Joseph W. Doherty · ‎10-13-2022

"Because 111 fits in between 1 and 128. Class A IP addresses start with a number ranging from 1 to 128."

Correct, because in binary, the first bit is zero. On very old/early computers, this was an efficient way to determine whether the network was a Class A. Also, if the first bit is 1 and the second bit is a zero, it's a Class B.

"Because the Network part of an IP address is static, and in a class A the Network are the 8 first bits starting from the left."

Correct.

"I see what you did there. If I understand correctly, now I just need to put that long sequence of binary numbers starting from the left side, just after the Network Id.

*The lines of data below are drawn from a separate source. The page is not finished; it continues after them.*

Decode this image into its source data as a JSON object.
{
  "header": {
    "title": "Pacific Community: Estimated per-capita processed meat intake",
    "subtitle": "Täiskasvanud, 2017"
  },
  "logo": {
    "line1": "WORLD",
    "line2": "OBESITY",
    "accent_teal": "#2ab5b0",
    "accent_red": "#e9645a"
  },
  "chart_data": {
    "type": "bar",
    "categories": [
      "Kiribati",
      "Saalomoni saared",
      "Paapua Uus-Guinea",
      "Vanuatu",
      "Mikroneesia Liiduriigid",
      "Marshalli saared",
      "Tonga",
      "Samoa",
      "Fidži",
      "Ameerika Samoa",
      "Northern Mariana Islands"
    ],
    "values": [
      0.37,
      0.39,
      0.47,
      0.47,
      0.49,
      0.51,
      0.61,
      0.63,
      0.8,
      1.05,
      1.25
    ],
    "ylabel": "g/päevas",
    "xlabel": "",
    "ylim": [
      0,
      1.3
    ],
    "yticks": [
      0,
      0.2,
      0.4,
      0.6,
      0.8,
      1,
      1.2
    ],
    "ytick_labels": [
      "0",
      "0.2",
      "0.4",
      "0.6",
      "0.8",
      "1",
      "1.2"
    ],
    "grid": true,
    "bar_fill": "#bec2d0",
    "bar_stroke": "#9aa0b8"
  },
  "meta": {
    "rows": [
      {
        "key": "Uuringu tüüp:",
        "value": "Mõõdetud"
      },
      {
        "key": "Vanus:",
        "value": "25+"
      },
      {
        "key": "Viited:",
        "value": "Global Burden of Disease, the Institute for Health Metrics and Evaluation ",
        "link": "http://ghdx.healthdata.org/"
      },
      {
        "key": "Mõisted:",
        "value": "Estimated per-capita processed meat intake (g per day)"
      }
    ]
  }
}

01101111 10110001 00001011 = 111.177.11 in decimal. To which we add the first 111, for a final result of : 111.111.177.11"

Correct!!! Final result look familiar? Did working through this help in your understanding?

David Lapointe · ‎10-13-2022

Yes! Yes indeed, it was very helpful. My teacher did not teach clearly about the relationship between the Mask # and the subsequent byte from the IP address. Now I get i, thanks to your clear and helpful explanations.

Thank you for taking the time to assist me through the whole thing, and getting me to grasp the missing pieces in the puzzle.